Becelli R, Perugini M, Mastellone P, Frati R
Dept. of Maxillo Facial Surgery, University of Rome La Sapienza, Rome, Italy.
J Exp Clin Cancer Res. 2001 Dec;20(4):487-9.
From 1989 to 1999 a retrospective study was conducted on 7 patients with recurrent pleomorphic adenomas of the parotid gland who were referred to the MaxilloFacial Department of the University of Rome "La Sapienza" after having undergone surgery elsewhere. The mean time interval between the first operation and recurrences ranged from 15 months to 13 years, and the average time interval was 7.7 years. Implantability of the lesion and inadequate surgery that produced rupture of tumour capsule and tumour cells bleeding into surrounding glandular parenchyma, were the reasons for tumour recurrence. The instrumental examinations used for planning the surgical treatment to be applied and for studying the relations of recurrence with glandular parenchyma were CT (with contrast medium) or MR of head and neck. These patients underwent total parotidectomy with facial nerve preservation and no recurrence occurred in any patient. The results of this study underscore the importance of adequate surgical excision of initial recurrences as well as primary tumours to prevent tumour recidivism. Finally, tumour control rates and facial nerve preservation are enhanced with formal parotidectomy for recurrent tumour when feasible.
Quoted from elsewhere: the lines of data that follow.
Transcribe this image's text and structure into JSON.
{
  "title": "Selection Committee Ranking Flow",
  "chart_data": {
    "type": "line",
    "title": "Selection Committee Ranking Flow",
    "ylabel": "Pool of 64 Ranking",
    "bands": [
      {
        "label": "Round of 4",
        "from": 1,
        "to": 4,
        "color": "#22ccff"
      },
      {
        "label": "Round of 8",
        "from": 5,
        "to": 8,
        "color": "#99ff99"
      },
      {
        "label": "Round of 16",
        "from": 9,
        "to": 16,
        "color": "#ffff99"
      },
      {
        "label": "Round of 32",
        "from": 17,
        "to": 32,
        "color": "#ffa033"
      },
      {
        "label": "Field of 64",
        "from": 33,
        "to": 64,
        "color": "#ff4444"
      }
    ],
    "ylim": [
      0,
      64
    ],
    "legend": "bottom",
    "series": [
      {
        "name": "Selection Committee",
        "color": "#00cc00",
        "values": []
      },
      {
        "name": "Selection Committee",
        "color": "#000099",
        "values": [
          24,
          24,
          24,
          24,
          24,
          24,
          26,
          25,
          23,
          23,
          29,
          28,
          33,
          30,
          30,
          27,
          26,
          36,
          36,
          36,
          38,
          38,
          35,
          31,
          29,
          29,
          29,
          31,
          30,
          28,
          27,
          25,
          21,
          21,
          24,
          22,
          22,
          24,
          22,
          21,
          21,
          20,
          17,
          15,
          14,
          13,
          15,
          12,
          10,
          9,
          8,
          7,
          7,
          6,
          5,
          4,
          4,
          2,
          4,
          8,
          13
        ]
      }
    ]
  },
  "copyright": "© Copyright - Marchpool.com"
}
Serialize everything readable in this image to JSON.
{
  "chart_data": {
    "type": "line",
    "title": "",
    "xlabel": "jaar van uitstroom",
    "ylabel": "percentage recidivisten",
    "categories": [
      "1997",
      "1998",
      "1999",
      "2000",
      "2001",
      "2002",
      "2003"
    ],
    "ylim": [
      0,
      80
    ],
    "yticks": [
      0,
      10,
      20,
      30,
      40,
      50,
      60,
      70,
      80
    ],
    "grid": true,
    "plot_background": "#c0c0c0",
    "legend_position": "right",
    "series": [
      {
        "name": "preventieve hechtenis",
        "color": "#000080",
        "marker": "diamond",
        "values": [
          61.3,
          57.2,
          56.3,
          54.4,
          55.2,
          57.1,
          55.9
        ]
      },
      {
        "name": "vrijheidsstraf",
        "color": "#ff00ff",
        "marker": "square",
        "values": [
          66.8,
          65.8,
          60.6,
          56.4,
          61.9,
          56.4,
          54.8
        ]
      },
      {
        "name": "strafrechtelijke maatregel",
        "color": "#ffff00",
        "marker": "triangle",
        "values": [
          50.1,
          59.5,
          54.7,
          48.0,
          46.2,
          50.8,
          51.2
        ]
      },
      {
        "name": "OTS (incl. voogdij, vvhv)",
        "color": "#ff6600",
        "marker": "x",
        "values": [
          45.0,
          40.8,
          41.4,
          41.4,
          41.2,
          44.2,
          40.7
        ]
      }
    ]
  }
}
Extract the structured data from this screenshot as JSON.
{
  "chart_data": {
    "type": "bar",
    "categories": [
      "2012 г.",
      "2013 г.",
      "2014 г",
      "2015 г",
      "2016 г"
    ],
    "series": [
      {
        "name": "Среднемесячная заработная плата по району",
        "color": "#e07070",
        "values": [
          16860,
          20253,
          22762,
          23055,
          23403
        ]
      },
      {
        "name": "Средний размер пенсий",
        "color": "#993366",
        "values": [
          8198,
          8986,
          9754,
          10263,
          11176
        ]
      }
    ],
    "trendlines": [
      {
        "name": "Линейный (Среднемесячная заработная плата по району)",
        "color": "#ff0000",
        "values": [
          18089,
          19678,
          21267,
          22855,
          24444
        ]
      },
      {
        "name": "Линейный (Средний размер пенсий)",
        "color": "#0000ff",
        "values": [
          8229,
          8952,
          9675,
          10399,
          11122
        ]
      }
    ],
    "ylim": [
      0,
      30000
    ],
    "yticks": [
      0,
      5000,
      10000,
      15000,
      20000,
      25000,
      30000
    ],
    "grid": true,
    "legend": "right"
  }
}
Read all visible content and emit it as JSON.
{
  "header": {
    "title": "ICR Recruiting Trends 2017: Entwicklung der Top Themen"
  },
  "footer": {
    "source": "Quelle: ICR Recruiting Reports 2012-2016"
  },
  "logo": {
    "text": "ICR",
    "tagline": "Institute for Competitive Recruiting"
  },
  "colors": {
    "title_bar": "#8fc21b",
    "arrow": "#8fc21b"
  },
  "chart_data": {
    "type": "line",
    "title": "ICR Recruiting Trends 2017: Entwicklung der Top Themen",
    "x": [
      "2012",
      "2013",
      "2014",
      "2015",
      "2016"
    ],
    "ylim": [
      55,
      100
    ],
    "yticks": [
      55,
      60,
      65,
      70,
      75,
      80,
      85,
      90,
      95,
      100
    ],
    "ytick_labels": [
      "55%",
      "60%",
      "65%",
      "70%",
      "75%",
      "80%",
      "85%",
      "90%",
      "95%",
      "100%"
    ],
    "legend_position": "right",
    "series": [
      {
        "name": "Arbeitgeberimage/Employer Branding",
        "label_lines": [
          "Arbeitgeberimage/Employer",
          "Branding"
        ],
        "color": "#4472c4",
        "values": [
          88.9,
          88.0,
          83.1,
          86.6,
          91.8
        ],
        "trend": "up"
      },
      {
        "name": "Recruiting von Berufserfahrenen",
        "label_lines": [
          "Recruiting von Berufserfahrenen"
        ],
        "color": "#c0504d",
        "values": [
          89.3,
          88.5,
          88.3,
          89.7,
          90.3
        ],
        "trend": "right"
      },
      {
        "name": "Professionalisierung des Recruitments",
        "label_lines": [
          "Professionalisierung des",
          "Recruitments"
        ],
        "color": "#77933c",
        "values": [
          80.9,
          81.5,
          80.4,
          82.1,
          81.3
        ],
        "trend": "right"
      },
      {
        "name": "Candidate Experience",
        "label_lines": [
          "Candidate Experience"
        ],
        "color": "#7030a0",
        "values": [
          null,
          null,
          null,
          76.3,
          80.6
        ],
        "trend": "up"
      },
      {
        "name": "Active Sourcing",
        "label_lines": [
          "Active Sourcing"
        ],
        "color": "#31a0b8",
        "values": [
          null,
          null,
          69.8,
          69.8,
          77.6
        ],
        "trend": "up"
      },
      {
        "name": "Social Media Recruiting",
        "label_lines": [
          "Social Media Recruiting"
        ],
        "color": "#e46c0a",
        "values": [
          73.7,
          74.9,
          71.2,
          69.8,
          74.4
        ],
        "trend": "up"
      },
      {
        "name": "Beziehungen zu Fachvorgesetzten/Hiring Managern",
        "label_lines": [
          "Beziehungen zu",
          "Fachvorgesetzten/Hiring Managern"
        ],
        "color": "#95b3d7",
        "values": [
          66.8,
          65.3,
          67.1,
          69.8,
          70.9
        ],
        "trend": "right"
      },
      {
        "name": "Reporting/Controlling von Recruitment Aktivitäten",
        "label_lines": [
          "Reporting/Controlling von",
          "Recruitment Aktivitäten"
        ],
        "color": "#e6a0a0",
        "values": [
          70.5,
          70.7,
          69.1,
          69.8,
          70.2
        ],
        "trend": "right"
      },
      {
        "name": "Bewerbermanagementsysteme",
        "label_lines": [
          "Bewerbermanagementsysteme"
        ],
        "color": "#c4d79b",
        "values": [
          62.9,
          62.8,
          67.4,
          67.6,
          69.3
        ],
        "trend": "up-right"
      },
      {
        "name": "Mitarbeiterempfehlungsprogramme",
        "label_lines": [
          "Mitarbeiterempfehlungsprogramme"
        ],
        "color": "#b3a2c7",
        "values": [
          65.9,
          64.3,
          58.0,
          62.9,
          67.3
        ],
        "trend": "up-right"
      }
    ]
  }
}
1989年至1999年,对7例腮腺复发性多形性腺瘤患者进行了一项回顾性研究,这些患者在其他地方接受手术后被转诊至罗马“La Sapienza”大学颌面科。首次手术与复发之间的平均时间间隔为15个月至13年,平均时间间隔为7.7年。病变的可植入性以及手术不充分导致肿瘤包膜破裂和肿瘤细胞渗入周围腺实质,是肿瘤复发的原因。用于规划手术治疗方案以及研究复发与腺实质关系的影像学检查为头部和颈部的CT(增强扫描)或磁共振成像(MR)。这些患者均接受了保留面神经的全腮腺切除术,无一例复发。本研究结果强调了对初次复发肿瘤以及原发肿瘤进行充分手术切除以防止肿瘤复发的重要性。最后,对于复发性肿瘤,在可行的情况下,行正规腮腺切除术可提高肿瘤控制率并保留面神经。